The Arsenal have, over the decades been blessed with players of tremendous skill, fight, and most importantly, the will to learn and be better than they initially were. We always mention Thierry Henry, Dennis Bergkamp, Patrick Viera, Robert Pires, Freddie Ljungberg, Tony Adams and a select few when the topic of the greatest players to have ever worn the red and white is brought up. One thing that set them apart from their peers was the hankering to be better than anyone else, the need to distinguish themselves from others players of similar ilk, the craving to improve, from season to season without stagnating in the same cesspool of mediocrity.
This brings us to the main reason behind this think-piece, Theo James Walcott. He splits the opinion of the Arsenal fandom right down the middle like a hot knife would through butter.
He joined Arsenal, from Southampton in 2006, during the Winter transfer market, with many of us hoping he would evolve into the certain heir of one Titi Henry, who had led the team magnificently that year to a Parisian UEFA Champions League Final against Barcelona, where we went toe to toe against what was the inception of the greatest team of this generation, albeit with ten men, for a huge swathe of the game, but who was on the verge of leaving us, for pastures anew.
I have for many years been in the camp of Gunners who defend Theo Walcott no matter what form he found himself in at a point in time. I would defend him when he missed a sitter, I would defend him when he run himself into trouble against tough defenders, I would defend him when it was apparent he lacked certain skills necessary for a modern day winger o thrive in this speedy, dribble-filled, moment-of-magic era of football.

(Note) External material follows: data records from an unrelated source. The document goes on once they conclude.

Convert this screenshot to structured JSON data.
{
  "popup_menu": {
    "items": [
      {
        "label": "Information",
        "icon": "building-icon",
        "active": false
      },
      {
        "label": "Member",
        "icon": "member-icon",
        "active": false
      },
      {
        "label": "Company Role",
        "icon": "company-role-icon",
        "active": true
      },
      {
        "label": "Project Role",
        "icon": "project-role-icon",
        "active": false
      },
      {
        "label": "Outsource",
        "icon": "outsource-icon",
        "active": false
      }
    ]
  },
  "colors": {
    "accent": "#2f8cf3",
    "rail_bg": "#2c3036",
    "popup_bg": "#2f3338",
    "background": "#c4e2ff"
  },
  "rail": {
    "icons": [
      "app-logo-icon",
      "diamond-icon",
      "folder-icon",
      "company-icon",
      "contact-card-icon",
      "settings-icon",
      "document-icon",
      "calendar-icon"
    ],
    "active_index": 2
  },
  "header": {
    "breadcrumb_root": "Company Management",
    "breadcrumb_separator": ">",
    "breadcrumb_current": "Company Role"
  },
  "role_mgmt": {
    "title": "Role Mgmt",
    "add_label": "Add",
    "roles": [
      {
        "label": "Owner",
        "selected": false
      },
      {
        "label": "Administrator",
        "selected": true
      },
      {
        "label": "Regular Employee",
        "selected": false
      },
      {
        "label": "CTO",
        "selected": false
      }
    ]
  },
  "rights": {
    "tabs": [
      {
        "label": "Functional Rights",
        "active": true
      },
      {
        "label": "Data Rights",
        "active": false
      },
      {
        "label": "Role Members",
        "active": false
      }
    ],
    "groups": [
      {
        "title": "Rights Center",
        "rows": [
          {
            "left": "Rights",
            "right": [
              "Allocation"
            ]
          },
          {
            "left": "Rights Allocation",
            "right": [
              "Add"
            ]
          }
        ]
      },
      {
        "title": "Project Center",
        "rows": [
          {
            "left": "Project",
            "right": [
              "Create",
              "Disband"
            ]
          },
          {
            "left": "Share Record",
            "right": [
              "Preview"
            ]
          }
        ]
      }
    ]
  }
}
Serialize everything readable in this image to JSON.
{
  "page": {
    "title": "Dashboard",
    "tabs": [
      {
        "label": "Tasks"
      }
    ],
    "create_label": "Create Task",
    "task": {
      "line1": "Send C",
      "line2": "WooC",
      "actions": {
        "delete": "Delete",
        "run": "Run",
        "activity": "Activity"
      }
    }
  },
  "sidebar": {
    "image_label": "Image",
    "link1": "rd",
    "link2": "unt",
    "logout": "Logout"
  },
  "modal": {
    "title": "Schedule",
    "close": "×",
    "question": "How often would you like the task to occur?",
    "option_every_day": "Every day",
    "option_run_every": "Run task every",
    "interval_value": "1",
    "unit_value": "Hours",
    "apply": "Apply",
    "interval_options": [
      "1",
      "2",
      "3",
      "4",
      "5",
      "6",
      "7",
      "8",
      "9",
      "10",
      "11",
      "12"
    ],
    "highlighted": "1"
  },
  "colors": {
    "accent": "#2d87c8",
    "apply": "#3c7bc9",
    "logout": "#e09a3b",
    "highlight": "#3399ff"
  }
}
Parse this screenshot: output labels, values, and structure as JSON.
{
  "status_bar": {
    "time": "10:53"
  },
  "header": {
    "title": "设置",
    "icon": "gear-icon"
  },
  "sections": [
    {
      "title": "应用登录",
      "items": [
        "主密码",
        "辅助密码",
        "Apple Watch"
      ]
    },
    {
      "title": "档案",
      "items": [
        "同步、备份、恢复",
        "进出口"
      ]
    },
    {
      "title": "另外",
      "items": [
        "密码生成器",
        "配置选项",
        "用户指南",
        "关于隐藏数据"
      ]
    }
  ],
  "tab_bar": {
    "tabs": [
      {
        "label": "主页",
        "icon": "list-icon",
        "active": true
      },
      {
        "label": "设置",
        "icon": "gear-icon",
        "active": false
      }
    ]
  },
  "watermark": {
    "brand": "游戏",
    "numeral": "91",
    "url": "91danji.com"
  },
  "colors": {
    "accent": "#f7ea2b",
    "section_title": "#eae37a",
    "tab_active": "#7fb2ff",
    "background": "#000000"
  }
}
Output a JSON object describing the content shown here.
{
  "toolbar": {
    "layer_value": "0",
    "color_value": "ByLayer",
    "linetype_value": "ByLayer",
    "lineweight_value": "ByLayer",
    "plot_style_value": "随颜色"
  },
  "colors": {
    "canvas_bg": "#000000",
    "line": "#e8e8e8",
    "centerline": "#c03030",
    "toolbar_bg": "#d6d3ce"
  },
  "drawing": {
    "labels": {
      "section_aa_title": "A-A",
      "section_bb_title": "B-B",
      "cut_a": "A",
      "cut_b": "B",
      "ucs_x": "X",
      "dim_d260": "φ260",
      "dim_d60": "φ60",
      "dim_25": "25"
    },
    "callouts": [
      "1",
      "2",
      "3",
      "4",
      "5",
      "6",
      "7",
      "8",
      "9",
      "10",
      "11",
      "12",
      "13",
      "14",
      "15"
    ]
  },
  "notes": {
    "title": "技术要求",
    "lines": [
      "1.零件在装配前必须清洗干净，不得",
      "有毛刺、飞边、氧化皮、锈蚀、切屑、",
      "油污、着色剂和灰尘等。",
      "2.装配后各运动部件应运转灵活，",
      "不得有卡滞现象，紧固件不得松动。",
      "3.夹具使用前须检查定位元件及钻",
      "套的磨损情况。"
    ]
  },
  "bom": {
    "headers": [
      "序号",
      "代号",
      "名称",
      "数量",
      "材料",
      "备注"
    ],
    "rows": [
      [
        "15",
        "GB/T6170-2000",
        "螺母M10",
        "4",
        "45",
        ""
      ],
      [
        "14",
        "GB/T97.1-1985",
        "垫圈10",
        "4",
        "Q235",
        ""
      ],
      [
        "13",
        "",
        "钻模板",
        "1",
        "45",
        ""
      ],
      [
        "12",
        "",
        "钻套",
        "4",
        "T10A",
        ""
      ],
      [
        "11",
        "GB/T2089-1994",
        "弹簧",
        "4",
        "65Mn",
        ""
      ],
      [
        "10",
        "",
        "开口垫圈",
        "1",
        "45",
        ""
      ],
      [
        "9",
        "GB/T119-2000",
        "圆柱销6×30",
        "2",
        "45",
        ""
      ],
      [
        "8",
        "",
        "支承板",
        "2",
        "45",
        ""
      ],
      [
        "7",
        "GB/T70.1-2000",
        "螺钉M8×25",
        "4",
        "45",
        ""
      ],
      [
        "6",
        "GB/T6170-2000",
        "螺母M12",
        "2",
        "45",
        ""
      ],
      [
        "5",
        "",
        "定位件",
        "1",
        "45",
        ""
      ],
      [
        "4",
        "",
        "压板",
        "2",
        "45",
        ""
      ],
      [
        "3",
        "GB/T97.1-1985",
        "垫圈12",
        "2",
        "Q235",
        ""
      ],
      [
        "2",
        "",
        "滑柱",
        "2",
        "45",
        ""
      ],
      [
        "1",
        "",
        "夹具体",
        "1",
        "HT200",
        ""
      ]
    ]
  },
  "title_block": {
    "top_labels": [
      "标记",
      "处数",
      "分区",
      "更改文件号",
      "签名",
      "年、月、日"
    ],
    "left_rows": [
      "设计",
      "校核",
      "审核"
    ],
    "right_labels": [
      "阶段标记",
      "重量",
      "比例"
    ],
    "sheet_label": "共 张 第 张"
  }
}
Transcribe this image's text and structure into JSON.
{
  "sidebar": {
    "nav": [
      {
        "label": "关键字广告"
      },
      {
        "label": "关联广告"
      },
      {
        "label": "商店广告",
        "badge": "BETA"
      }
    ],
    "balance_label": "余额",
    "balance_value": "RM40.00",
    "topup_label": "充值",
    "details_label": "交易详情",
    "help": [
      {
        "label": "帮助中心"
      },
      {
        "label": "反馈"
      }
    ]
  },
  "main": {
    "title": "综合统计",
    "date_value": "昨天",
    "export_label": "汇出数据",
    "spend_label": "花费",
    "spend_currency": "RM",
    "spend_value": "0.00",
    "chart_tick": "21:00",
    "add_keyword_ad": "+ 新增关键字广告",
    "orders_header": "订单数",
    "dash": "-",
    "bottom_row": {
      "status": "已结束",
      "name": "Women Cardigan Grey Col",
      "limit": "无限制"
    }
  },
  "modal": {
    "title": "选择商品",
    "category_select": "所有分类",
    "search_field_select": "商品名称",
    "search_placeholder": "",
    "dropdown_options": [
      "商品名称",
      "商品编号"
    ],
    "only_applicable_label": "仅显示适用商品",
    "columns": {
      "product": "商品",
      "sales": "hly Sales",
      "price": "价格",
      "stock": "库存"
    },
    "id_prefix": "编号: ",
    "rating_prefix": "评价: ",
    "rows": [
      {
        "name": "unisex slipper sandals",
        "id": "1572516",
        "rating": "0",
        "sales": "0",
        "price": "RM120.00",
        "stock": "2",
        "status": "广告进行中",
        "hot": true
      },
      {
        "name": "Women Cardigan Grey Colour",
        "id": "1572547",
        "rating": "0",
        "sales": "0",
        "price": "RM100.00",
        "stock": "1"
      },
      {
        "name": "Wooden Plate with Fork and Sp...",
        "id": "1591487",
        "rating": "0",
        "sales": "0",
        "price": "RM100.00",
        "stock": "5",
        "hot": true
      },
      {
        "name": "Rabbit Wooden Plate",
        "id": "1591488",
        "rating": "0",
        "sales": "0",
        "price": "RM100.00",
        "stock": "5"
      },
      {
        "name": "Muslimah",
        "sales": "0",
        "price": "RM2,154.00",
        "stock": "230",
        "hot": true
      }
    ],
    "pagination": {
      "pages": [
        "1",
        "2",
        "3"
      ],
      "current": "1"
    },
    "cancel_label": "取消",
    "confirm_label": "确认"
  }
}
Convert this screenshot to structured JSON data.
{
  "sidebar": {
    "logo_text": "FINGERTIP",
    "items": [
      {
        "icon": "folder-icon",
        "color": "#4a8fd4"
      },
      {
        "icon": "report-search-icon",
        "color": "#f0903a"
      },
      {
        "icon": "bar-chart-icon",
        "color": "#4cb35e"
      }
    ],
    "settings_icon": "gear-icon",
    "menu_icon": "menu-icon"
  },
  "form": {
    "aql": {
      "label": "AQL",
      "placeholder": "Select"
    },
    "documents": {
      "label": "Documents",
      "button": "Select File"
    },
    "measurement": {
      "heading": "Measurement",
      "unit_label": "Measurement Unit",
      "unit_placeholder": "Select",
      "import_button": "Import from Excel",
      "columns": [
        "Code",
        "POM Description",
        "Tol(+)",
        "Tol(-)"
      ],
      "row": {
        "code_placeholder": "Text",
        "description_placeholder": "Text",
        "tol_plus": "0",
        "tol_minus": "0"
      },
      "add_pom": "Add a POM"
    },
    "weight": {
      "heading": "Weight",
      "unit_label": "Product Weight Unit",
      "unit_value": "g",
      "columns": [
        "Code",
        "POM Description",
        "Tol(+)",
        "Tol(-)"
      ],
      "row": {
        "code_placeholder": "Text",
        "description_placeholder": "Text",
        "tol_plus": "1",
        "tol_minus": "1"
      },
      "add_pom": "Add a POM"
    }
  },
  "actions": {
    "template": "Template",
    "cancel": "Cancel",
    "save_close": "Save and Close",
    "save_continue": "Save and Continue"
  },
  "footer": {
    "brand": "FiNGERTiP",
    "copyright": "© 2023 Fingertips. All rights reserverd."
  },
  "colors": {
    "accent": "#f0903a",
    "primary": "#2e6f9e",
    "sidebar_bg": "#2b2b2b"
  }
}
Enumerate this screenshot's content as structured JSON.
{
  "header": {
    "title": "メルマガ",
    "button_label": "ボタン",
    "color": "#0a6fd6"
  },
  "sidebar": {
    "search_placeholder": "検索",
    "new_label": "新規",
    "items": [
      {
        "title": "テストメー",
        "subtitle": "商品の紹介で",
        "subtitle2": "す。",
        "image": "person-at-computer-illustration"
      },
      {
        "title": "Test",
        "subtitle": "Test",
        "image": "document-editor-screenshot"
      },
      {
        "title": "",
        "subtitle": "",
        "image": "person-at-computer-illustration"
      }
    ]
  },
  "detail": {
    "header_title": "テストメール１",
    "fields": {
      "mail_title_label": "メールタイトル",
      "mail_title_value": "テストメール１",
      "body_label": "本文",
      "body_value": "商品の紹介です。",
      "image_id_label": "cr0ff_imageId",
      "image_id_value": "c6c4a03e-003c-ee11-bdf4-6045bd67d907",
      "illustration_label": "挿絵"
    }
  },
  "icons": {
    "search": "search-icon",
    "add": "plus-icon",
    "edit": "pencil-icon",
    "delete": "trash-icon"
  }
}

Then came the contract talk wrangling. It was similar to the RVP scenario in the sense that, the club had stuck by the player during large periods where injury had robbed us from enjoying his services, and when it was time for the player to return that goodwill by re-signing, he had conditions he wanted fulfilled before he re-signed. RVP to an extent was understandable; he was club captain and was also on the periphery of the most elite players at the time, thus was in a better position to make certain demands of the club, but even then, it was wrong. Now, take Theo Walcott, coming back from an injury (as always), in the patchiest of forms, and allowing his contract run down whilst he fought for the right to be played at center forward, when he had not even shown the winger’s role was one he could perform in at the highest level.
At that point, I began to have second thoughts about Theo. Was he here to help the club attain it’s goals by playing wherever the manager thought he could to the best of his abilities, or was he here to accomplish childhood dreams of playing as a centre forward for a huge club?
I will not lie, I was happy he re-signed, because his lightning fast pace is of enormous help, and gives us a different dimension, but if it was all about pace, Usain Bolt would be plying his trade for the guys from Manchester whose Dutch Manager throws huge sums of money at any problem he finds himself in. But no. The pace should be your major weapon in your Arsenal (no pun intended), whilst relying on other weapons to bail you out when necessary. Theo Walcott finds it difficult to beat defenders one-on-one because he lacks dribbling ability. The way Joel Campbell can drop his shoulders and beat a man, the way Oxlade Chamberlain can feint or even bulldoze his way past 2 or 3 men, and these are player who have valid claims to usurp Theo to a starting role. Walcott just doesn’t have that in his Arsenal (sigh. No pun intended). Nowadays, fullbacks are being churned out in the ilk of Hector Bellerin, with pace and creative abilities to match, thus, Walcott cannot expect to fly past each and every opponent he comes up against in the wide role. You need an amount of vivacity and skill to beat your man. You need certain adroitness with which to beat your man.
Walcott is recognized as the second senior centre forward in the club, after Olivier Giroud. Early on in the season, when Oli was injured, Theo was a capable deputy. But now, during the crunch of the season, when the grind matters the most, you just sense an ineptitude to handle the challenge of starting for a side MEANT to be challenging for the title. He just does not seem to be at the races. He seems noncommittal to the seriousness of the challenge at hand and our need to win this title at all costs, for the sake of the millions of Gunners worldwide, who always stick their necks out for the players of this Great club who find new ways to let us down from time to time.
The guy Theo Walcott was meant to replace in terms of authority and work output, Thierry Henry, recently alluded to the fact that this crop of Arsenal players lacked the mental fortitude to win the Premier League title. You stay at a club for ten whole years, win two major titles or so during that run and when there is a huge chance to write your name in the history books by winning something really grand, you shirk your role as a leader, your responsibility to improve and perform at the highest of standards for the fans?
This is not a piece aiming to attack Theo mind you. It is a piece trying to reach a man who is the longest serving player at the club currently, a player who played with some of the Invincibles thus should know what it means to be revered by these great fans and he should be able to rally the troops to play above and beyond themselves to fight with the last drops of blood they have in their veins. We supported Theo during his lean spells and even when he was demanding things of the club when he should not have, now it is our turn to do the demanding.